Tuesday, September 30, 2008

Home by Julie Andrews

Julie Andrews. Home: A Memoir of My Early Years. New York: Hyperion. 2008.

Julie Andrews titled her autobiography “Home” after the first word she spoke; a word that remains important throughout her life.

Julie Andrews’s first acting appearance was in a pre-school program at age 3. When a friend’s hat covered her eyes, Julie Andrews helped guide her friends. She cites this as how she “already knew that the show must go on.”

Her parents were professional singers. She traveled with them on their singing tours. She also took piano lessons and began studying and living the show business life.

At age 12, Andrews made her singing debut singing in a musical review. The previews were very positive. She counts this as the first major break in her career.

Julie Andrews soon afterwards was performing twice a night, six days a week. Self-critical, she kept a record of how she thought each performance went. She was invited to a screen test at MGM Studios in Elstree, England, yet the result was “she’s not photogenic enough for film.”

This did not dissuade her from taking acting lessons. She claims she was awful, at first. She also took guitar lessons. She was able to play piano but was unable to read music. She received a Royal Command Performance.

Julie Andrews with her parents performed pantomime at the London Casino.

At age 17, Julie Andrews fretted about her future. Her signing voice was changing. Then she received the lead in “Cinderella” at the London Palladium and she knew the direction she wanted her life to go. She thought, though, that while she would remain in acting, that her career had already reached its zenith.

Andrews toured America in the play “The Boy Friend”. This success helped led her to a role in the Broadway play “My Fair Lady”.

Julie Andrews notes she is often asked for her thoughts of not being cast in the movie “My Fair Lady”. She admits she wishes she had been cast yet she understands that Warner Brothers needed a more famous person to be in the movie, namely Audrey Hepburn.
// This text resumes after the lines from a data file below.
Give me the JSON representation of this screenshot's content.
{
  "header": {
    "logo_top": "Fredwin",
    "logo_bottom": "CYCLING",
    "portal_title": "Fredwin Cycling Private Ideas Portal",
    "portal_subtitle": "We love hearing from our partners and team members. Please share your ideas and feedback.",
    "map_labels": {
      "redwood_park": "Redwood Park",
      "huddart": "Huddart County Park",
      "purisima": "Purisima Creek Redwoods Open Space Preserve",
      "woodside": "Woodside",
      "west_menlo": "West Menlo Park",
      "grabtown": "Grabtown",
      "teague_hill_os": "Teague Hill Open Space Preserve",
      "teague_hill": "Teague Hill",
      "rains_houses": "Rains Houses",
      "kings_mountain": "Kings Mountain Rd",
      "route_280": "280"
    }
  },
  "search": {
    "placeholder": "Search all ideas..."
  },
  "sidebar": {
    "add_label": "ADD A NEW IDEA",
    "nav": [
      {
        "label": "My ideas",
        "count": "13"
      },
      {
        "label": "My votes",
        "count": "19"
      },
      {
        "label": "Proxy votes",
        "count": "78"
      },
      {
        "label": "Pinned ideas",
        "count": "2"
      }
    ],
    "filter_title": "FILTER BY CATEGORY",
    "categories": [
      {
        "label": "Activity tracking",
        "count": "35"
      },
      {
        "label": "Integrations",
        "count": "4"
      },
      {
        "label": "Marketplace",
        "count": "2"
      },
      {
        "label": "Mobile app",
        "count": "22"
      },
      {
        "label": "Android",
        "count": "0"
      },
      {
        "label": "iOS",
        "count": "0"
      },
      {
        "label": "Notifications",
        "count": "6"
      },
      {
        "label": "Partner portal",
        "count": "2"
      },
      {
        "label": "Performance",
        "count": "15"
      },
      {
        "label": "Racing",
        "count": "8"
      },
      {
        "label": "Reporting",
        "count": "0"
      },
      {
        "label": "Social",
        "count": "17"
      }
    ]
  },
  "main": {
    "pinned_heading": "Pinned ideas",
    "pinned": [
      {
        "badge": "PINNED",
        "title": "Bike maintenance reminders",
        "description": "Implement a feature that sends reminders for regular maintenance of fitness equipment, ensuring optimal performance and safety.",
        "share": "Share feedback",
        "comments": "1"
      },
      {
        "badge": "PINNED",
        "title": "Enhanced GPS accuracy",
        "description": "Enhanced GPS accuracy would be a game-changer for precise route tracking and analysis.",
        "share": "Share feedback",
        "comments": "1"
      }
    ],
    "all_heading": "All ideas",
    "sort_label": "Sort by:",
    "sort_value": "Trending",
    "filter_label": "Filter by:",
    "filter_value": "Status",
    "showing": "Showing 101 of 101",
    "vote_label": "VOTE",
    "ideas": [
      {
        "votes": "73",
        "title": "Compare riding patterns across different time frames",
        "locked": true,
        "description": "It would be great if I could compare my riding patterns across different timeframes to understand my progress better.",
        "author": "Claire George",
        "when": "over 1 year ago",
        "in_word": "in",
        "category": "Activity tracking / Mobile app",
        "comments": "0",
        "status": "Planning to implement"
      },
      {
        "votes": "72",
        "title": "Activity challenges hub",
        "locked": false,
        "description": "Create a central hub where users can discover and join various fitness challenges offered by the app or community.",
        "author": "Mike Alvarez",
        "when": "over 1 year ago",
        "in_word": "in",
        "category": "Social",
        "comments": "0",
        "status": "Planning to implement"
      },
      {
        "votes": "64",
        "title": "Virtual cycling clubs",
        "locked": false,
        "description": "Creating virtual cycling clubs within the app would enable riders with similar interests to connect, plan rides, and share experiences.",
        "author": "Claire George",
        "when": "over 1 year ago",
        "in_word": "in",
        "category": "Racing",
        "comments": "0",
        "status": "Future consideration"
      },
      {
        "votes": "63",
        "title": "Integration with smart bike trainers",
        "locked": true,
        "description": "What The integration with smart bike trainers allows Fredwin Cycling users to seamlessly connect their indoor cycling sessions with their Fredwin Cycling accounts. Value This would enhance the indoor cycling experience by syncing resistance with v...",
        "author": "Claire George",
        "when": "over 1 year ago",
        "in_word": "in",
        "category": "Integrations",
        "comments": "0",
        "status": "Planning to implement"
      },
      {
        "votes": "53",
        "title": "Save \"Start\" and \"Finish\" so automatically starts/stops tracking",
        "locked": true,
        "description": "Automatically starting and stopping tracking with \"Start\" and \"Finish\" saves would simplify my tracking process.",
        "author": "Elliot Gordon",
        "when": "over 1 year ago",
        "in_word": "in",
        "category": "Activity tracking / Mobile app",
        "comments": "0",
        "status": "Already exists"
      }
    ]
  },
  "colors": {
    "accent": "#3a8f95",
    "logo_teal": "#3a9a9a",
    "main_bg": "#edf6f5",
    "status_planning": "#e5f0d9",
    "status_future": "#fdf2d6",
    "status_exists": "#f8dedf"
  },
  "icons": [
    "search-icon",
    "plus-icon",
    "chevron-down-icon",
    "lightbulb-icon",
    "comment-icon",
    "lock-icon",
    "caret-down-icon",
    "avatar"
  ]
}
She writes how she and Audrey Hepburn later became friends and that Hepburn told her “Julie, you should have done the role…but I didn’t have the guts to turn it down.”
Julie Andrews then found more theater success in the Broadway play “Camelot”. She notes how actor Richard Burton could alter his role and some nights play the role dramatically to a silent and enthralled audience and other nights play the role comedic and have the audience laughing.